Factors Influencing User’s Intention to Adopt AI-Based Cybersecurity Systems in the UAE
The UAE and other Middle Eastern countries suffer from various cybersecurity vulnerabilities that are widespread and go undetected. Still, many UAE government organizations rely on human-centric approaches to combat the growing cybersecurity threats. These approaches are ineffective due to the rapid increase in the amount of data in cyberspace, hence necessitating the employment of intelligent technologies such as AI cybersecurity systems. In this regard, this study investigates factors influencing users’ intention to adopt AI-based cybersecurity systems in the UAE.
Even though UAE is ranked among the top countries in embracing emerging technologies such as digital identity, robotic process automation (RPA), intelligent automation, and blockchain technologies, among others, it has experienced sluggish adoption of AI cybersecurity systems. This selectiveness in adopting technology begs the question of what factors could make the UAE embrace or accept new technologies, including AI-based cybersecurity systems. One of the probable reasons for the slow adoption and use of AI in cybersecurity systems in UAE organizations is the employee’s perception and attitudes towards such intelligent technologies.
The study utilized a quantitative approach whereby web-based questionnaires were used to collect data from 370 participants working in UAE government organizations considering or intending to adopt AI-based cybersecurity systems. The data was analyzed using the PLS-SEM approach.
The study is based on the Protection Motivation Theory (PMT) framework, widely used in information security research. However, it extends this model by including two more variables, job insecurity and resistance to change, to enhance its predictive/exploratory power. Thus, this research improves PMT and contributes to the body of knowledge on technology acceptance, especially in intelligent cybersecurity technology.
This paper’s findings provide the basis from which further studies can be conducted while at the same time offering critical insights into the measures that can boost the acceptability and use of cybersecurity systems in the UAE. All the hypotheses were accepted. The relationship between the six constructs (perceived vulnerability (PV), perceived severity (PS), perceived response efficacy (PRE), perceived self-efficacy (PSE), job insecurity (JI), and resistance to change (RC)) and the intention to adopt AI cybersecurity systems in the UAE was found to be statistically significant. This paper’s findings provide the basis from which further studies can be conducted while at the same time offering critical insights into the measures that can boost the acceptability and use of cybersecurity systems in the UAE.
All practitioners must be able to take steps and strategies that focus on factors that have a significant impact on increasing usage intentions. PSE and PRE were found to be positively related to the intention to adopt AI-based cybersecurity systems, suggesting the need for practitioners to focus on them. The government can enact legislation that emphasizes the simplicity and awareness of the benefits of cybersecurity systems in organizations.
Further research is needed to include other variables such as facilitating conditions, AI knowledge, social influence, and effort efficacy as well as other frameworks such as UTAUT, to better explain individuals’ behavioral intentions to use cybersecurity systems in the UAE.

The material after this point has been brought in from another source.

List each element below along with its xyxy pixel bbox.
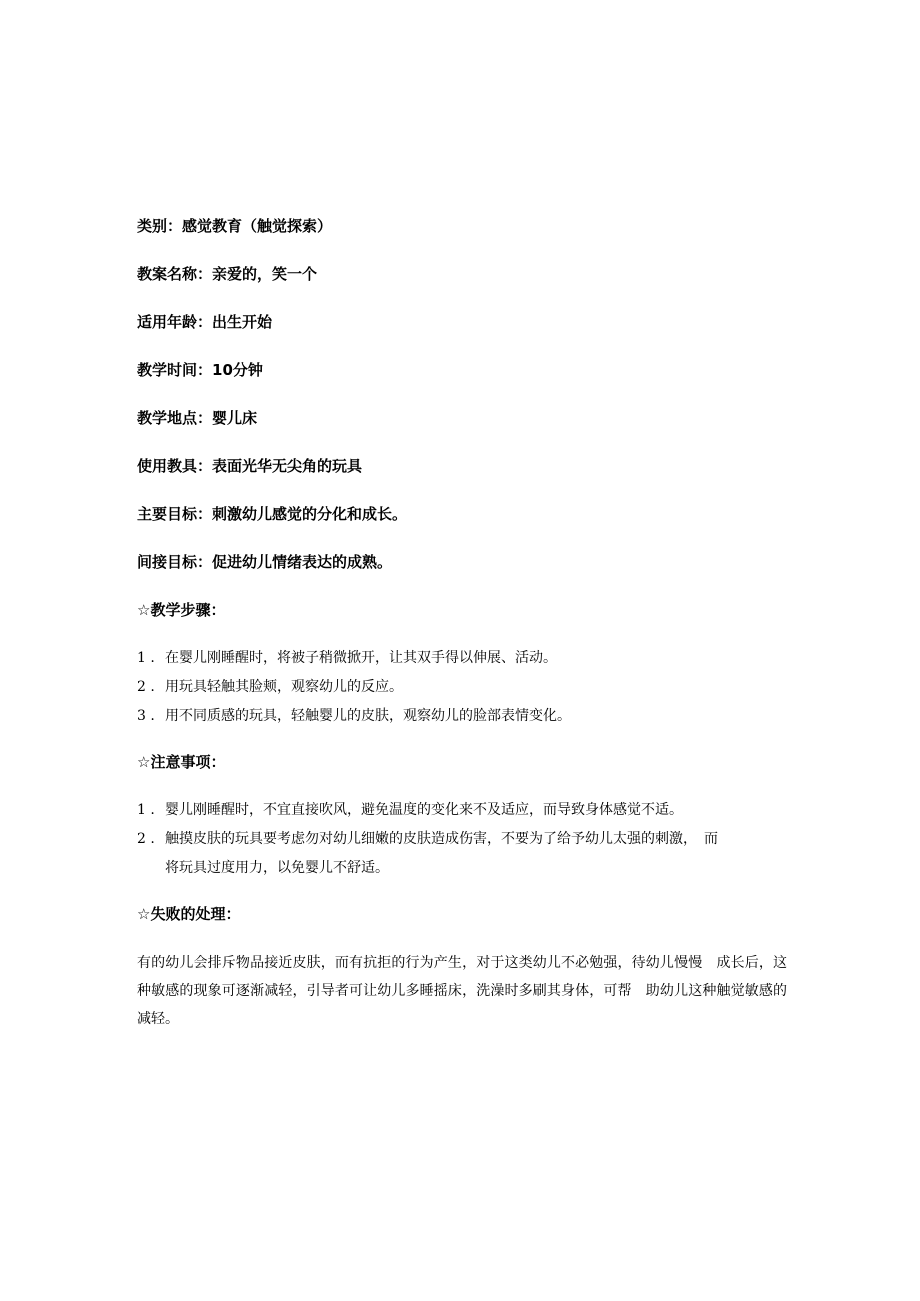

This study can help all stakeholders understand what factors can increase users’ interest in investing in the applications that are embedded with security. As a result, they have an impact on economic recovery following the COVID-19 pandemic.
Future research is expected to investigate additional factors that can influence individuals’ behavioral intention to use cybersecurity systems such as facilitating conditions, AI knowledge, social influence, effort efficacy, as well other variables from UTAUT. International research across nations is also required to build a larger sample size to examine the behavior of users.